On Wednesday, Microsoft Research introduced Magma, an integrated AI foundation model that combines visual and language processing to control software interfaces and robotic systems. If the results hold up outside of Microsoft’s internal testing, it could mark a meaningful step forward for an all-purpose multimodal AI that can operate interactively in both real and digital spaces.
Microsoft claims that Magma is the first AI model that not only processes multimodal data (like text, images, and video) but can also natively act upon it—whether that’s navigating a user interface or manipulating physical objects. The project is a collaboration between researchers at Microsoft, KAIST, the University of Maryland, the University of Wisconsin-Madison, and the University of Washington.
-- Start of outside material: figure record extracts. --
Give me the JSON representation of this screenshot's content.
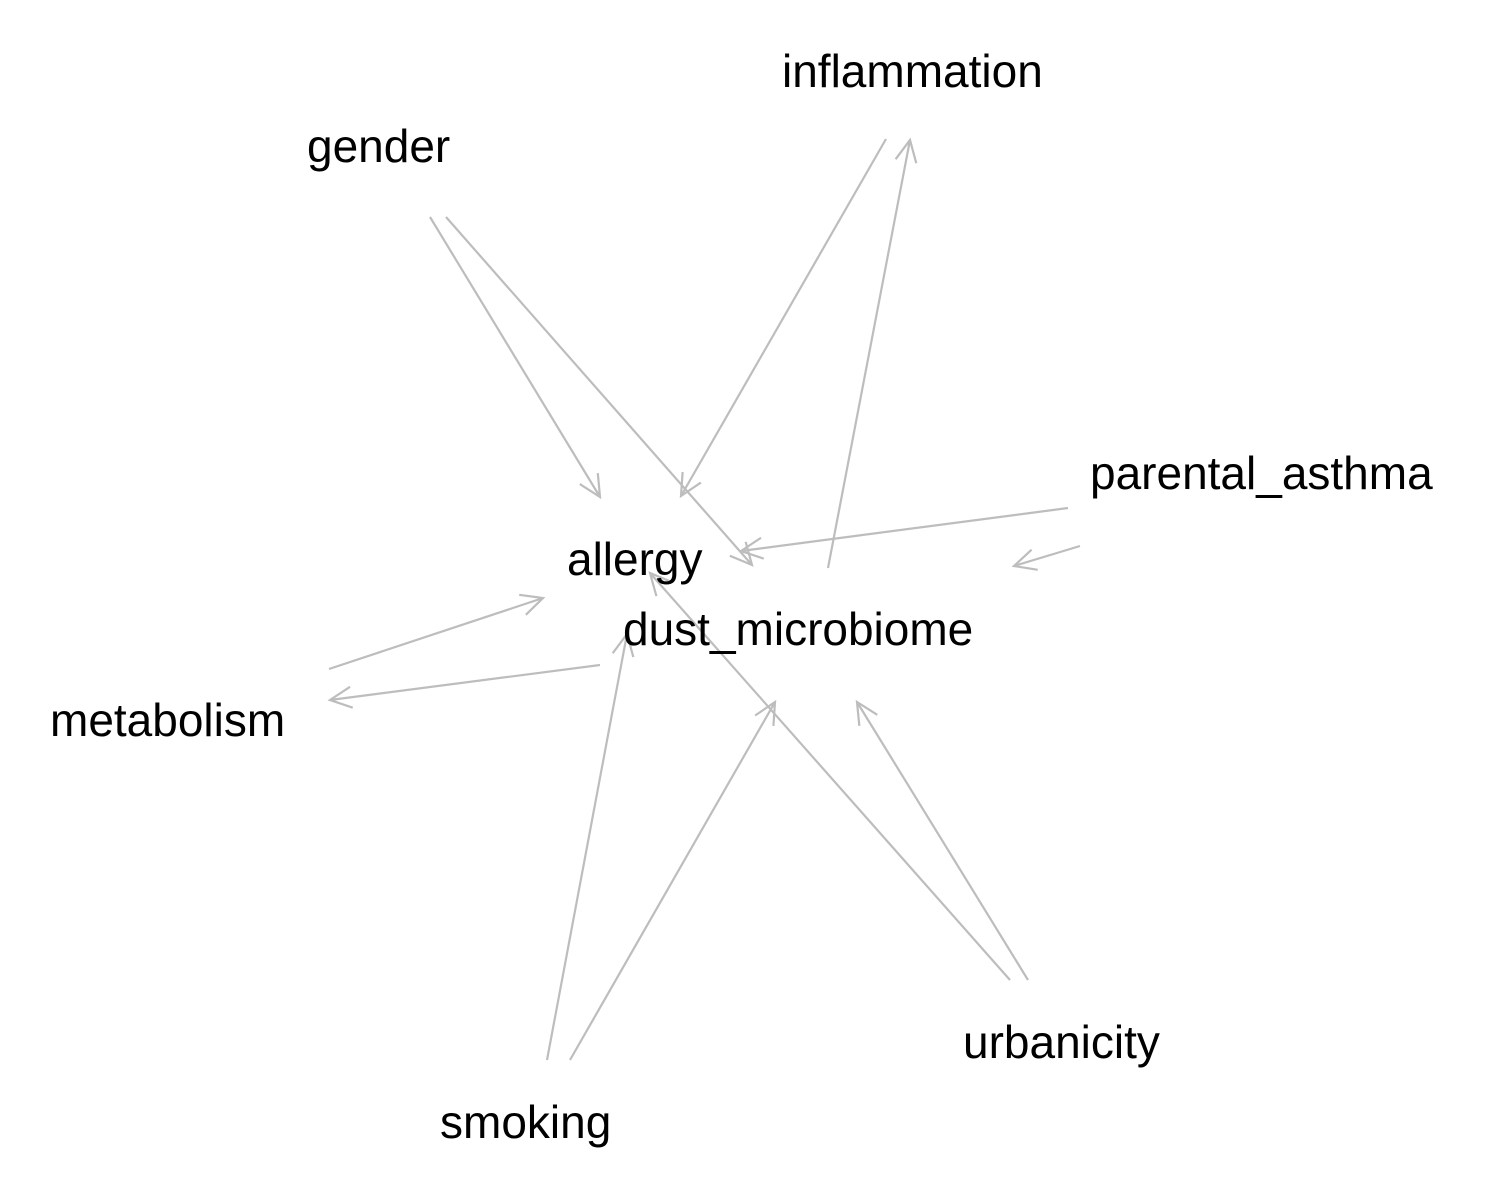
{
  "graph": {
    "edge_color": "#bdbdbd",
    "label_color": "#000000",
    "nodes": [
      {
        "id": "inflammation",
        "label": "inflammation"
      },
      {
        "id": "gender",
        "label": "gender"
      },
      {
        "id": "parental_asthma",
        "label": "parental_asthma"
      },
      {
        "id": "allergy",
        "label": "allergy"
      },
      {
        "id": "dust_microbiome",
        "label": "dust_microbiome"
      },
      {
        "id": "metabolism",
        "label": "metabolism"
      },
      {
        "id": "urbanicity",
        "label": "urbanicity"
      },
      {
        "id": "smoking",
        "label": "smoking"
      }
    ],
    "edges": [
      {
        "from": "gender",
        "to": "allergy"
      },
      {
        "from": "gender",
        "to": "dust_microbiome"
      },
      {
        "from": "inflammation",
        "to": "allergy"
      },
      {
        "from": "dust_microbiome",
        "to": "inflammation"
      },
      {
        "from": "parental_asthma",
        "to": "allergy"
      },
      {
        "from": "parental_asthma",
        "to": "dust_microbiome"
      },
      {
        "from": "metabolism",
        "to": "allergy"
      },
      {
        "from": "dust_microbiome",
        "to": "metabolism"
      },
      {
        "from": "smoking",
        "to": "allergy"
      },
      {
        "from": "smoking",
        "to": "dust_microbiome"
      },
      {
        "from": "urbanicity",
        "to": "allergy"
      },
      {
        "from": "urbanicity",
        "to": "dust_microbiome"
      }
    ]
  }
}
We’ve seen other large language model-based robotics projects like Google’s PALM-E and RT-2 or Microsoft’s ChatGPT for Robotics that utilize LLMs for an interface. However, unlike many prior multimodal AI systems that require separate models for perception and control, Magma integrates these abilities into a single foundation model.
Microsoft is positioning Magma as a step toward agentic AI, meaning a system that can autonomously craft plans and perform multistep tasks on a human’s behalf rather than just answering questions about what it sees.
“Given a described goal,” Microsoft writes in its research paper. “Magma is able to formulate plans and execute actions to achieve it. By effectively transferring knowledge from freely available visual and language data, Magma bridges verbal, spatial, and temporal intelligence to navigate complex tasks and settings.”
Microsoft is not alone in its pursuit of agentic AI. OpenAI has been experimenting with AI agents through projects like Operator that can perform UI tasks in a web browser, and Google has explored multiple agentic projects with Gemini 2.0.
Spatial intelligence
While Magma builds off of Transformer-based LLM technology that feeds training tokens into a neural network, it’s different from traditional vision-language models (like GPT-4V, for example) by going beyond what they call “verbal intelligence” to also include “spatial intelligence” (planning and action execution). By training on a mix of images, videos, robotics data, and UI interactions, Microsoft claims that Magma is a true multimodal agent rather than just a perceptual model.